Algum tempo atrás, a imprensa passou a divulgar o “caso
Cachoeira”. Falou-se tanto de cachoeira, com tantas novidades diárias, tantos
comentários, tanta piada para todos os gostos – uma verdadeira sinfonia canina
anti-cachoeira – que aos poucos as pessoas ficaram saturadas, desinteressadas,
sonolentas. Tanta insistência em cachoeira tornou irritante qualquer alusão a
água escorrendo – queda d’água, enxurrada, cascata, corredeira, torneira aberta
– servindo de sinal para a imprensa silenciar sobre isso e mudar de assunto.
Aos poucos a mídia parou de matraquear, e o distinto público foi esquecendo
cachoeiras e escândalos.
Não se viu uma solução adequada para as
irregularidades, mas a gritaria acabou e tudo voltou aparentemente ao normal.

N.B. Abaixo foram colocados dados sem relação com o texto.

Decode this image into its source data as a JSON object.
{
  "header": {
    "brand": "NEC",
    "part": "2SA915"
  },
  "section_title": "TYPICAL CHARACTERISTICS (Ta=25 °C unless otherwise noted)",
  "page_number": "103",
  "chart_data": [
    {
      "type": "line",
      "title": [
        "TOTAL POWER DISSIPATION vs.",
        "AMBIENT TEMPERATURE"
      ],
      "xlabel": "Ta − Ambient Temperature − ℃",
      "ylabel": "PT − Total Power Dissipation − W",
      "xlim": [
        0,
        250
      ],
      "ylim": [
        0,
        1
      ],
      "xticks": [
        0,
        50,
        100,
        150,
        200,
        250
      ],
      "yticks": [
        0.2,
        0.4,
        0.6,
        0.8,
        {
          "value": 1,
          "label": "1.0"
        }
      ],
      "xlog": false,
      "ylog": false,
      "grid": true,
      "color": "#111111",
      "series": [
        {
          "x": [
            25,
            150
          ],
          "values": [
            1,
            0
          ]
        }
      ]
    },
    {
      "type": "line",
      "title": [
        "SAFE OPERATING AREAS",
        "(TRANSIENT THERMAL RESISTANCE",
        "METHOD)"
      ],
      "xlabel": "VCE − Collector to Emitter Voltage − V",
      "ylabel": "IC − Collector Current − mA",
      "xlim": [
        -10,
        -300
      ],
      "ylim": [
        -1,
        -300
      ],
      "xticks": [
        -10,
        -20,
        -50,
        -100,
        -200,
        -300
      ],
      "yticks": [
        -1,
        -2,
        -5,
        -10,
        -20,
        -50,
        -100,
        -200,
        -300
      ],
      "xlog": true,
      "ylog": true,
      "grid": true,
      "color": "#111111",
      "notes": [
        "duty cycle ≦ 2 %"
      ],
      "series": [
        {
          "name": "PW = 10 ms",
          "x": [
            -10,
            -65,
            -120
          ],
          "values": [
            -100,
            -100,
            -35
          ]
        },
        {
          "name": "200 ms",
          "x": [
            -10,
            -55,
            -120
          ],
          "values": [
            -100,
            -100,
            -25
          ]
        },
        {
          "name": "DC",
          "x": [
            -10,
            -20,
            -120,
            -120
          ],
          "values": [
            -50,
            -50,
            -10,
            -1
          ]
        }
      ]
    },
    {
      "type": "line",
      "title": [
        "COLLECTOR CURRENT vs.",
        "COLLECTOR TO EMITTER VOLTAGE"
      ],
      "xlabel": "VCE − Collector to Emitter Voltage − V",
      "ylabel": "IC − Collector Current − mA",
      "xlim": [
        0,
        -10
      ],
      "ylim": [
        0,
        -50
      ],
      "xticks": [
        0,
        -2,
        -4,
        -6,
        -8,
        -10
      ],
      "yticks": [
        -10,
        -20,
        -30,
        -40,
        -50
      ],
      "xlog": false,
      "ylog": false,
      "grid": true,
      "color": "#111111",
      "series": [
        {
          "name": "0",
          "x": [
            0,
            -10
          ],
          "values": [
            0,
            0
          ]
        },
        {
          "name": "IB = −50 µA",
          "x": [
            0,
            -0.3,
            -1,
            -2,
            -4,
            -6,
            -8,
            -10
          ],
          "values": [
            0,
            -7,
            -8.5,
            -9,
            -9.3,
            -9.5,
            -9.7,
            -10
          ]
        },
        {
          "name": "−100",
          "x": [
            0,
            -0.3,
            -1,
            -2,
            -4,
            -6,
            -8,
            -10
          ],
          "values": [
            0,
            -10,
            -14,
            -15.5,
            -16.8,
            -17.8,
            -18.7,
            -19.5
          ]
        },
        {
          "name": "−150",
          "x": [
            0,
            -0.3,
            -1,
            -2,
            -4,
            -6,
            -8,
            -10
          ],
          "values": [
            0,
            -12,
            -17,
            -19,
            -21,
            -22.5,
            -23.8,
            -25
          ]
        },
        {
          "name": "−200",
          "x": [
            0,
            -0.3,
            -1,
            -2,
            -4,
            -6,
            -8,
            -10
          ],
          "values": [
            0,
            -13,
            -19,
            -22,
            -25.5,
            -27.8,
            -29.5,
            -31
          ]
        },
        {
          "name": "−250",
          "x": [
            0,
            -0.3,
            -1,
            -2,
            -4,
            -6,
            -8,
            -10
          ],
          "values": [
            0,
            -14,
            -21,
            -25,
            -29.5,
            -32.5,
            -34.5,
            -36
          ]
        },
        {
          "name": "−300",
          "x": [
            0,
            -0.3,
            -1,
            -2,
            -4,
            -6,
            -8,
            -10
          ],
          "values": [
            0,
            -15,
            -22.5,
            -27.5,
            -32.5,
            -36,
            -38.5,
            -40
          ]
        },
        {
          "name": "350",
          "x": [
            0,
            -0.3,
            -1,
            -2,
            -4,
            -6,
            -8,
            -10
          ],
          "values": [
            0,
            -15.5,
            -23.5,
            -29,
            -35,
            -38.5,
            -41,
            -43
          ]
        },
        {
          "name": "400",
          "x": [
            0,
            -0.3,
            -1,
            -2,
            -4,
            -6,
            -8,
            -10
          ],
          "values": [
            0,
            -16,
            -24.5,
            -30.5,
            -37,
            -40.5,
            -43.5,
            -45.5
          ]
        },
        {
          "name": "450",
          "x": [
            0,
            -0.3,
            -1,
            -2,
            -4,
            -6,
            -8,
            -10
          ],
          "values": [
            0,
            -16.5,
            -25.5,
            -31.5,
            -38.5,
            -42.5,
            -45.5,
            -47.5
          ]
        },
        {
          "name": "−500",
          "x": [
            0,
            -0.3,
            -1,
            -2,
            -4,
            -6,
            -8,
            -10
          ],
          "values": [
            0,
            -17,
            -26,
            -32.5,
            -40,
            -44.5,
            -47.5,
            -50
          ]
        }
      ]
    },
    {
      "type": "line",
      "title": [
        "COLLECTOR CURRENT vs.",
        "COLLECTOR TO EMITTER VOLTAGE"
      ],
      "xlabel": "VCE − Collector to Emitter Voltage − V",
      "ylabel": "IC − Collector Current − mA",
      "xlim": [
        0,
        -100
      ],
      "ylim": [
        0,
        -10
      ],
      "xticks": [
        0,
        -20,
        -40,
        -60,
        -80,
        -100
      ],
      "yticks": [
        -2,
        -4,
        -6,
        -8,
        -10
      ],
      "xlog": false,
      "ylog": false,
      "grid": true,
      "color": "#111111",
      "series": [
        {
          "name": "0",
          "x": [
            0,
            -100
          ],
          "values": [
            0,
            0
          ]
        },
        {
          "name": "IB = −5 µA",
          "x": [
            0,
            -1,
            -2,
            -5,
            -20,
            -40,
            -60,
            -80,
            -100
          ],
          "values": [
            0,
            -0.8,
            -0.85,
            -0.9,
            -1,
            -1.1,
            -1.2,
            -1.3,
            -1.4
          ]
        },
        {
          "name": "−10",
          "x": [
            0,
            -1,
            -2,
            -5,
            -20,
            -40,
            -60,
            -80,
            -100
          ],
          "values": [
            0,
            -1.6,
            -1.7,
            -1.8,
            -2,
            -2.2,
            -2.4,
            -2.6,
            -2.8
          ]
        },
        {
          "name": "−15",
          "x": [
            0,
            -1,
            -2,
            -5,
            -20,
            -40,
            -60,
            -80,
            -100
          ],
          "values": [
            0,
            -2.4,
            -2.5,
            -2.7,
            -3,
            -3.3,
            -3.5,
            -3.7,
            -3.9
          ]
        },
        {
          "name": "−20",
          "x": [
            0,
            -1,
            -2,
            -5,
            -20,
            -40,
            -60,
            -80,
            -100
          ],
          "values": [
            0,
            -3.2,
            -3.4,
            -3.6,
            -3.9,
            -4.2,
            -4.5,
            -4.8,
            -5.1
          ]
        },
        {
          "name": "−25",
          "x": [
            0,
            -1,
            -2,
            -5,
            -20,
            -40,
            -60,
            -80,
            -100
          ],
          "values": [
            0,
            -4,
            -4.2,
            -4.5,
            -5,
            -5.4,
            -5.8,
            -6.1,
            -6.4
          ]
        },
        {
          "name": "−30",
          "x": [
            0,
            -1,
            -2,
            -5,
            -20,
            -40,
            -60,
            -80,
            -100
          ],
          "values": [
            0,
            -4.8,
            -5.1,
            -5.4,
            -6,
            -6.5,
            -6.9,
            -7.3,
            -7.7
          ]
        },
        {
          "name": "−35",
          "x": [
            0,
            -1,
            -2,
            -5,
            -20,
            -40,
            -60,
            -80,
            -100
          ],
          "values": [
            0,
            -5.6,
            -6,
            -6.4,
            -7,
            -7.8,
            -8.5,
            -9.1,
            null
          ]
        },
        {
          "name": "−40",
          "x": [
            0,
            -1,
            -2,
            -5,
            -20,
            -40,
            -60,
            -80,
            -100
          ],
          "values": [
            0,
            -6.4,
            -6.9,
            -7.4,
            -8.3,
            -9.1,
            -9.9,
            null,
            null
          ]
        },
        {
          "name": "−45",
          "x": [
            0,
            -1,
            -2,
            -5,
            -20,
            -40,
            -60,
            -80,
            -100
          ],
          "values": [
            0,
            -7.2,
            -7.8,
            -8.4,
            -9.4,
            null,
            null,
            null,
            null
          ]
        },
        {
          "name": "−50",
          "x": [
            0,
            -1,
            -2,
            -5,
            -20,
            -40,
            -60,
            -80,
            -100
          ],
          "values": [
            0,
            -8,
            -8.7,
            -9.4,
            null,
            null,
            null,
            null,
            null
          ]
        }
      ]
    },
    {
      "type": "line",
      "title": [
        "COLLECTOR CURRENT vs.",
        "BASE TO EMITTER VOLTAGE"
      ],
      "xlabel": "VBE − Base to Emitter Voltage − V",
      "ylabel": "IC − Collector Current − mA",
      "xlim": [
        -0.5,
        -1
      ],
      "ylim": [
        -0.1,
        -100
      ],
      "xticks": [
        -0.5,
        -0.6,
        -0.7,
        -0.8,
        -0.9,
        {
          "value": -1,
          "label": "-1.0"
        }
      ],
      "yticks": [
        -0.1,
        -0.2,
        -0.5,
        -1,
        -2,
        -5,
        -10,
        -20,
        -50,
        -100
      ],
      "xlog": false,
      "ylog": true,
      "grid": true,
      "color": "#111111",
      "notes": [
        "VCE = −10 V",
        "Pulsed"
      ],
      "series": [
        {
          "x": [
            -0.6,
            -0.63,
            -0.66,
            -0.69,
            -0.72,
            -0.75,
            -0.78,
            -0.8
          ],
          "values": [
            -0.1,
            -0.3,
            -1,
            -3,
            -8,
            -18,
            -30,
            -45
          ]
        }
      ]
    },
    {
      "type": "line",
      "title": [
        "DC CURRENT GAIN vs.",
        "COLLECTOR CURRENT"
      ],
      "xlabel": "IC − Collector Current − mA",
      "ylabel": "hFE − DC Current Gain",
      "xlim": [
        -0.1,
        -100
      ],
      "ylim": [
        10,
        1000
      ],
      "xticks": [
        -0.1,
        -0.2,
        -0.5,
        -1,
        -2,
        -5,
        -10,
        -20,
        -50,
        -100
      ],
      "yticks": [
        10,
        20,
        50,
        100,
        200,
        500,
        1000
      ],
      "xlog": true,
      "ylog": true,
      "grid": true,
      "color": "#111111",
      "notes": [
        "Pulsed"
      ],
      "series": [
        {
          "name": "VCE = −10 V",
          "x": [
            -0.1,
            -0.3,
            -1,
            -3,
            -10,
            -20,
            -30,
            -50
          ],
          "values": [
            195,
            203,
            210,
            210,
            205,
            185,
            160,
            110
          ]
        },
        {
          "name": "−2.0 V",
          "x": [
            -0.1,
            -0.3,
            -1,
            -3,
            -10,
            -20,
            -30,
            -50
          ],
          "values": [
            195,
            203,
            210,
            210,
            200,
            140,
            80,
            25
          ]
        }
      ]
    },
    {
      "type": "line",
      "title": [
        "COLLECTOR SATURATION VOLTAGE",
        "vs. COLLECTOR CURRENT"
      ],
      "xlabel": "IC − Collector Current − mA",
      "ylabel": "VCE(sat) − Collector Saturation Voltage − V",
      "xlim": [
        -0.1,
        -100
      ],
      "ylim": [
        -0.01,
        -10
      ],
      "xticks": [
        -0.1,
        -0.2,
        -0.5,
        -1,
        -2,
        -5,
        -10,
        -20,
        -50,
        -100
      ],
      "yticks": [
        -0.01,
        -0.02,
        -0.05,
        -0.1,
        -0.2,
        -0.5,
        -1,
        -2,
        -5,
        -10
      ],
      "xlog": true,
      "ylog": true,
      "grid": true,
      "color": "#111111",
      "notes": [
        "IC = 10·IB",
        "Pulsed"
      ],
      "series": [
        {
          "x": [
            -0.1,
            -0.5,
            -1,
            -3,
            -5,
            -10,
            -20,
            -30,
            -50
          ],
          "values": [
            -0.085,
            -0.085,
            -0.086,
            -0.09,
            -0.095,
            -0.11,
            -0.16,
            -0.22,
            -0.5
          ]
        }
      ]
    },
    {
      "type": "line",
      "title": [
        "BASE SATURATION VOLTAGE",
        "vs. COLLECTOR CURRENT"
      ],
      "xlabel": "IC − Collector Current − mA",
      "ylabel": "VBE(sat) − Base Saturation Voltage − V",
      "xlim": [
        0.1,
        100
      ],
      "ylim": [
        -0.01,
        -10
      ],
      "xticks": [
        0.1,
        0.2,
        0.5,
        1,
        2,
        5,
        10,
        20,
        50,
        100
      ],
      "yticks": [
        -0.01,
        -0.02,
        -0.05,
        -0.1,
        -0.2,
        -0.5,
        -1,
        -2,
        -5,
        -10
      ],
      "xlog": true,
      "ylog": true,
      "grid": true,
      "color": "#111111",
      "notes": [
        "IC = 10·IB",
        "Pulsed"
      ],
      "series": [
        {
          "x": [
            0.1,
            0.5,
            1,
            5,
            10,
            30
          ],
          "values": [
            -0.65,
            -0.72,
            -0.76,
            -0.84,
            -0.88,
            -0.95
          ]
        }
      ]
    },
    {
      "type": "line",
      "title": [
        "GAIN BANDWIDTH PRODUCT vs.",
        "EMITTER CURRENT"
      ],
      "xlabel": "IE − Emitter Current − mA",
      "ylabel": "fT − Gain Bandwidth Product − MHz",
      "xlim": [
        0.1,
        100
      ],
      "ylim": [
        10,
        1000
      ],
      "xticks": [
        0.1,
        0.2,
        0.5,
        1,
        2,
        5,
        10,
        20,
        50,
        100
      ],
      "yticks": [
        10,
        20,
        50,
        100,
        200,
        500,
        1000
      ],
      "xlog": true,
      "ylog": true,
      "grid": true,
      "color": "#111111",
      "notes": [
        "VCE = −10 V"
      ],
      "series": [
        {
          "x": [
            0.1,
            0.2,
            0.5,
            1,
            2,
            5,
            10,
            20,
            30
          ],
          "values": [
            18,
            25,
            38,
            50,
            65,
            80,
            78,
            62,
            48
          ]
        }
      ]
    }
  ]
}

A propósito, o que foi feito do tal Cachoeira? Não sabe? Eu
também não sei. Nem o pessoal da imprensa, tão zeloso em divulgar as
cachoeirices, provavelmente não saberá informar-nos de pronto, sem consultar
algum arquivo ou outras fontes jornalísticas. Transfira esses dados para
mensalão, Celso Daniel, lava-jato, petrolão…
Uma sequência de fatos “cachoeirável”, como qualquer uma
dessas, será sempre motivo para alardes. Se deixamos de nos importar com a
gritaria e com o que continua acontecendo, manifestamos assim nossa tácita
anuência. A imprensa cumpriu o seu papel, pelo menos enquanto o assunto dava
ibope. Mas não reclamamos quando pararam de nos alertar, e assim contribuímos
para os interessados arquivarem o assunto. Não cumprindo nosso dever, não
reclamando, não protestando, temos que aguentar as consequências. E os
cachoeiras da vida nos agradecem.
Jacinto Flecha,
médico, cronista e colaborador da Agência Boa Imprensa.